- Genre: Documentary
- Directed by: Bruce Anderson
- Narrated by: Walter McGraw
- Country of origin: United States
- Original language: English
- No. of episodes: 20

Production
- Running time: 30 minutes

Original release
- Network: CBS
- Release: October 20, 1955 – January 12, 1956

= Wanted (1955 TV series) =

American TV documentary series (1955–1956)

Wanted is an American documentary television series that was broadcast on CBS from October 20, 1955, through January 12, 1956. It sought to locate fugitives from justice.

==Overview==
Walter McGraw narrated the series, in which each episode focused on a real-life criminal case (taken from the active-case files of the Federal Bureau of Investigation) from the commission of the crime "through the process of detection". The show used no actors. Informants, police officers, witnesses and other people portrayed themselves as phases of the pursuit of the criminal were re-enacted "clue by clue, witness by witness, hideout by hideout". Those depictions were supplemented with interviews of victims and members of the family of the wanted person in an effort to bring out "the fugitives' background, environment, crime motivations, social relationships and records". Each episode included an appeal for the wanted person to surrender. McGraw said that he wanted the program to counteract "a lot of misunderstanding and glamorizing of crime". He wanted viewers to better understand how people became criminals, how they were usually not happy people and were "seldom the movie gangster type".

In some cases, efficiency of police efforts worked against the program. Production schedules required work on each episode to begin about four weeks before it was to be broadcast. In three cases, police apprehended the subject of an episode before it went on the air. Insurance through Lloyd's of London covered the losses in each case.

The premiere episode focused on Frederick "The Saint" Tenuto. Police sought Tenuto with regard to the murder of a man who had provided information about where Willie Sutton could be found. The December 15, 1955, episode was about James Sheldon Truelove, who had escaped from the state penitentiary in North Carolina, where he was serving a life sentence. About a week later, FBI agents arrested him in Seattle, Washington.

== Production ==
Walter and Peggy McGraw were the producers of Wanted, which was filmed and originated from WCBS-TV. (Although most episodes were entirely on film, some had McGraw narrating live.) Directors included Bruce Anderson. Sponsors included Aerowax, Easy-Off oven cleaner, and Anacin. A staff of almost 70 people worked on the programs with cooperation from police departments in metropolitan areas and sheriffs in rural areas.

CBS originally scheduled Wanted on Thursdays from 8 to 8:30 p.m.
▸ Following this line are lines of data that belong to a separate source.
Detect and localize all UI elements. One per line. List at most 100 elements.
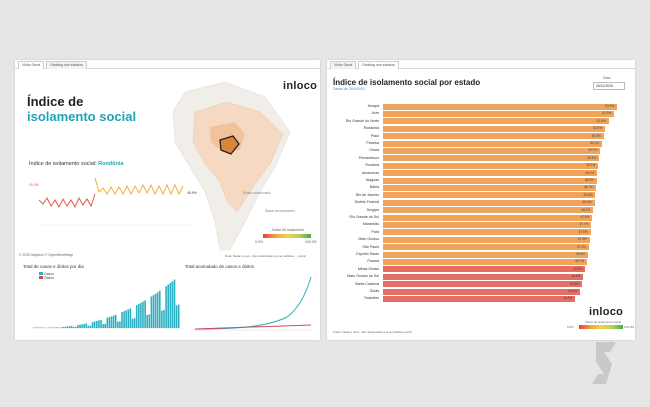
ranking-value-label: 47.1% [576,244,586,249]
ranking-state-label: Maranhão [362,222,379,227]
ranking-row[interactable]: Acre 52.9% [331,110,631,117]
ranking-bar[interactable] [383,273,584,280]
ranking-bar[interactable] [383,199,595,206]
tab-visao-geral-right[interactable]: Visão Geral [330,61,357,69]
ranking-row[interactable]: Mato Grosso do Sul 45.8% [331,273,631,280]
daily-cases-bar [150,296,153,328]
daily-cases-bar [87,325,90,328]
ranking-bar[interactable] [383,295,576,302]
ranking-bar[interactable] [383,125,605,132]
ranking-bar[interactable] [383,214,593,221]
ranking-bar[interactable] [383,221,592,228]
ranking-row[interactable]: Pernambuco 49.5% [331,155,631,162]
daily-cases-chart[interactable] [23,270,183,332]
ranking-bar[interactable] [383,192,596,199]
daily-cases-bar [173,279,176,328]
ranking-bar[interactable] [383,184,596,191]
isolation-line-chart[interactable]: 40.0% 48.9% [29,170,199,240]
ranking-row[interactable]: Minas Gerais 46.3% [331,266,631,273]
tab-ranking-estados-right[interactable]: Ranking dos estados [358,61,399,69]
ranking-row[interactable]: Santa Catarina 45.5% [331,281,631,288]
ranking-bar[interactable] [383,258,588,265]
ranking-state-label: Distrito Federal [354,200,379,205]
ranking-bar[interactable] [383,118,609,125]
daily-cases-bar [167,284,169,328]
dashboard-left-panel: Visão Geral Ranking dos estados Índice d… [15,60,320,340]
ranking-row[interactable]: Rio Grande do Sul 47.9% [331,214,631,221]
daily-cases-bar [35,327,37,328]
ranking-bar[interactable] [383,140,602,147]
ranking-bar[interactable] [383,170,598,177]
daily-cases-bar [66,326,69,328]
ranking-row[interactable]: Bahia 48.7% [331,184,631,191]
watermark-s-logo [592,342,616,384]
ranking-row[interactable]: Rio de Janeiro 48.6% [331,192,631,199]
ranking-state-label: Tocantins [363,296,379,301]
ranking-row[interactable]: Goiás 45.1% [331,288,631,295]
ranking-bar[interactable] [383,162,599,169]
ranking-row[interactable]: Ceará 49.7% [331,147,631,154]
map-label-right: Status de isolamento [265,209,295,213]
daily-cases-bar [98,320,100,328]
ranking-row[interactable]: Rio Grande do Norte 51.6% [331,118,631,125]
daily-cases-bar [154,293,157,328]
ranking-row[interactable]: Pará 47.5% [331,229,631,236]
tab-ranking-estados[interactable]: Ranking dos estados [46,61,87,69]
chart1-title: Total de casos e óbitos por dia [23,264,84,269]
daily-cases-bar [125,310,127,328]
ranking-row[interactable]: Piauí 50.5% [331,133,631,140]
daily-cases-bar [142,301,144,328]
ranking-row[interactable]: Distrito Federal 48.4% [331,199,631,206]
daily-cases-bar [62,326,64,328]
title-line-1: Índice de [27,94,84,109]
ranking-state-label: Sergipe [366,207,379,212]
ranking-bar[interactable] [383,266,586,273]
ranking-bar[interactable] [383,103,618,110]
daily-cases-bar [146,315,148,328]
ranking-row[interactable]: Sergipe 48.1% [331,207,631,214]
ranking-bar[interactable] [383,251,588,258]
tab-visao-geral[interactable]: Visão Geral [18,61,45,69]
cumulative-cases-chart[interactable] [187,272,315,334]
ranking-row[interactable]: Maranhão 47.7% [331,221,631,228]
title-line-2: isolamento social [27,109,137,124]
daily-cases-bar [102,324,104,328]
ranking-bar[interactable] [383,236,590,243]
legend-deaths-swatch [39,276,43,279]
ranking-row[interactable]: Mato Grosso 47.3% [331,236,631,243]
legend-max: 100.0% [305,240,317,244]
ranking-bar[interactable] [383,288,581,295]
ranking-state-label: Santa Catarina [355,281,379,286]
ranking-row[interactable]: Paraná 46.7% [331,258,631,265]
ranking-row[interactable]: Alagoas 48.9% [331,177,631,184]
ranking-bar[interactable] [383,110,615,117]
ranking-row[interactable]: Tocantins 44.0% [331,295,631,302]
ranking-row[interactable]: São Paulo 47.1% [331,244,631,251]
daily-cases-bar [91,322,94,328]
ranking-value-label: 50.5% [591,133,601,138]
ranking-bar[interactable] [383,147,601,154]
daily-cases-bar [133,318,136,328]
ranking-row[interactable]: Roraima 49.2% [331,162,631,169]
ranking-bar[interactable] [383,177,597,184]
ranking-bar[interactable] [383,244,589,251]
ranking-title: Índice de isolamento social por estado [333,78,481,87]
ranking-bar[interactable] [383,229,591,236]
brazil-map[interactable]: Estado selecionado Status de isolamento [165,72,295,252]
ranking-bar[interactable] [383,155,600,162]
ranking-row[interactable]: Rondônia 50.8% [331,125,631,132]
daily-cases-bar [123,311,125,328]
ranking-bar[interactable] [383,281,582,288]
daily-cases-bar [77,325,79,328]
ranking-row[interactable]: Amapá 53.6% [331,103,631,110]
ranking-value-label: 49.0% [585,170,595,175]
ranking-bar[interactable] [383,207,594,214]
ranking-state-label: São Paulo [362,244,379,249]
daily-cases-bar [156,292,159,328]
ranking-row[interactable]: Amazonas 49.0% [331,170,631,177]
date-select[interactable]: 26/11/2020 [593,82,625,90]
ranking-state-label: Mato Grosso do Sul [347,274,379,279]
ranking-row[interactable]: Paraíba 50.1% [331,140,631,147]
ranking-bar[interactable] [383,133,604,140]
ranking-row[interactable]: Espírito Santo 46.9% [331,251,631,258]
Eastern Time as a replacement for Ray Milland's program, but it was broadcast on Thursdays from 10:30 to 11 p.m. E.T., replacing The Halls of Ivy. Its competition included Lux Video Theatre. Production costs were approximately $32,500.

Lakeside Television bought distribution rights for syndication of Wanted in 1956. The deal included all 20 episodes that were made, half of which were not shown on CBS.

==Critical response==
A review in the trade publication Broadcasting compared Wanted to the radio program Gang Busters and said that it would "more than satisfy" the curiosity of people who wondered what the stories were behind wanted posters that they saw in Post Offices. The review said that the November 3, 1955, episode depicted a murder and subsequent significant scenes with "graphic realism", and it commented, "Wanted is a welcome change from the familiar faces of the tired cop and robber routines."

A brief review in the trade publication Variety commented that McGraw's change to narrating live rather than on film was not an improvement; it said that the presentation was "dull and ponderous". The review called the program "30 minutes of confusing and uninteresting exposition relieved only by the Anacin commercials".

Associated Press writer Charles Mercer called Wanted "The most thoughtful look at crime that has come to television in quite a while". Mercer complimented the show's technique of interviewing criminals' friends and family, and he described video techniques as "penetrating" when the camera "sweeps through slums and stares down grim alleys and peers into the hall bedroom lives that fringe the world of crime."